A Car-free Walkable Community in the United States

Per Oliver Milman, in The Guardian, “People are happier in a walkable neighborhood’: the US community that banned cars”.

“If you were to imagine the first car-free neighborhood built from scratch in the modern US, it would be difficult to conceive such a thing sprouting from the environs of Phoenix, Arizona – a sprawling, concrete incursion into a brutal desert environment that is sometimes derided as the least sustainable city in the country.

But it is here that such a neighborhood, called Culdesac, has taken root. On a 17-acre site that once contained a car body shop and some largely derelict buildings, an unusual experiment has emerged that invites Americans to live in a way that is rare outside of fleeting experiences of college, Disneyland or trips to Europe: a walkable, human-scale community devoid of cars.

Culdesac ushered in its first 36 residents earlier this year and will eventually house around 1,000 people when the full 760 units, arranged in two and three-story buildings, are completed by 2025. In an almost startling departure from the US norm, residents are provided no parking for cars and are encouraged to get rid of them. The apartments are also mixed in with amenities, such as a grocery store, restaurant, yoga studio and bicycle shop, that are usually separated from housing by strict city zoning laws."

Driving to places has become a norm in this country unless you live in a major city downtown such as New York, Chicago, San Francisco. However, the cost of living there is up the roof. This new community is being bolserted as a “5 minute city”(meaning residents can reach all of their daily needs-stores, work, school, dining within 5 minutes by bike, on foot, or personal mobility device). It will be interesting to see how the health of the residents over the next few decades will compare to the rest of the country. This community will be encouraging walking, biking, and everyday social interactions.

Being Vegetarian May Be Linked to Your Genes

Per Kristin Samuelson, in Northwestern Now, “Being a vegetarian may be partly in your genes”.

“From the Impossible Burger to “Meatless Mondays,” going meat-free is certainly in vogue.
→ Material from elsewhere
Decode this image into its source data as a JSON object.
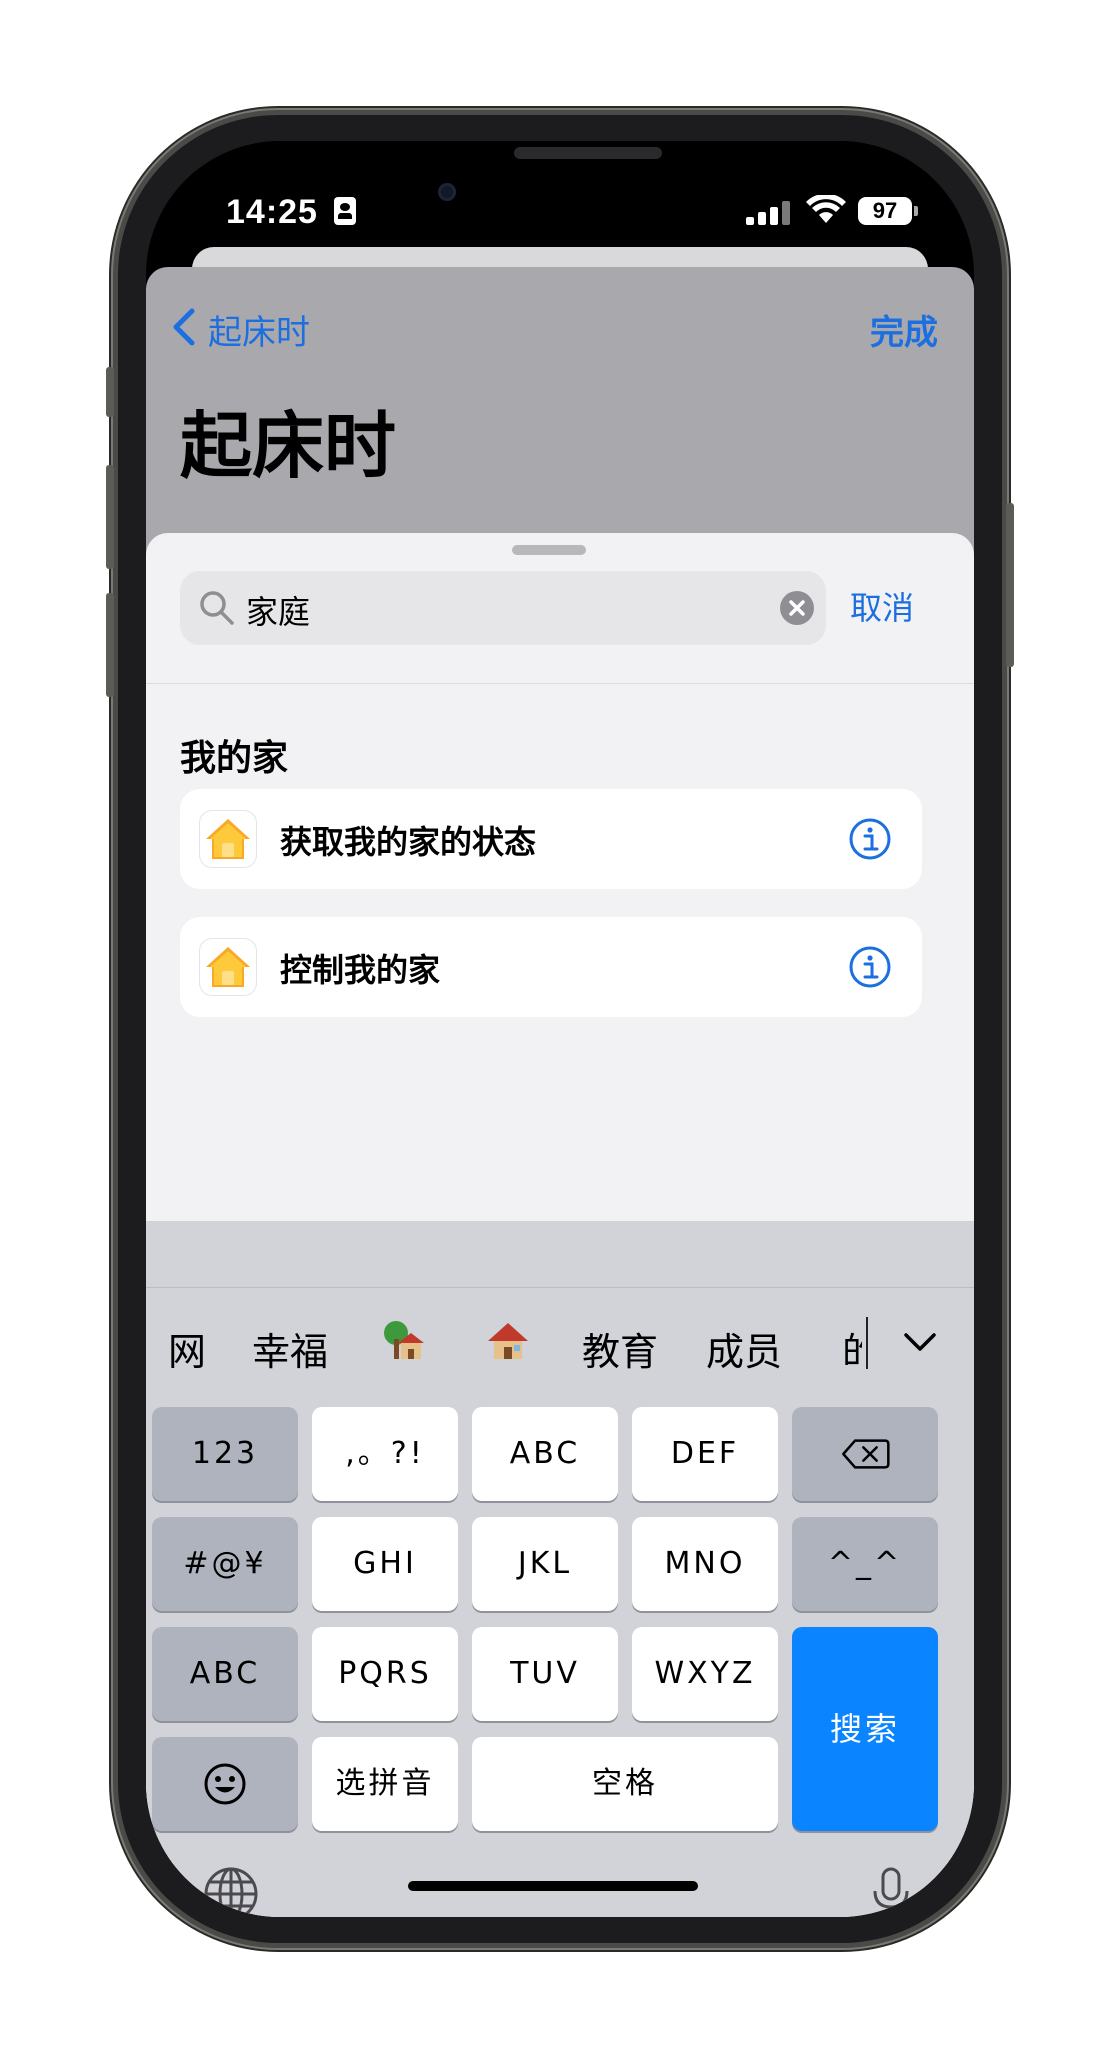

But a person’s genetic makeup plays a role in determining whether they can stick to a strict vegetarian diet, according to a new Northwestern Medicine study….

To determine whether genetics contribute to one’s ability to adhere to a vegetarian diet, the scientists compared UK Biobank genetic data from 5,324 strict vegetarians (consuming no fish, poultry or red meat) to 329,455 controls. All study participants were white Caucasian to attain a homogeneous sample and avoid confounding by ethnicity. The study identified three genes that are significantly associated with vegetarianism and another 31 genes that are potentially associated. Several of these genes, including two of the top three (NPC1 and RMC1), are involved in lipid (fat) metabolism and/or brain function, the study found….

Religious and moral considerations have been major motivations behind adopting a vegetarian diet, and recent research has provided evidence for its health benefits. And although vegetarianism is increasing in popularity, vegetarians remain a small minority of people worldwide. For example, in the U.S., vegetarians comprise approximately 3 to 4% of the population. In the U.K., 2.3% of adults and 1.9% of children are vegetarian."

This study was published in PLOS and is limited to white Caucasian participants so more research is needed to take other ethnicities in consideration. It would be interesting to include people from India where 38% of the total population is vegetarian. We know from recent studies that implementing a plant based diet at any age has been linked to lower cardiovascular risk and despite that the rate of vegetarianism is low. If being vegetarian is not an option, we can all at least try to incorporate more fruits, vegetables, beans, nuts, and whole grains into our diets. After all, that is the diet linked to longevity.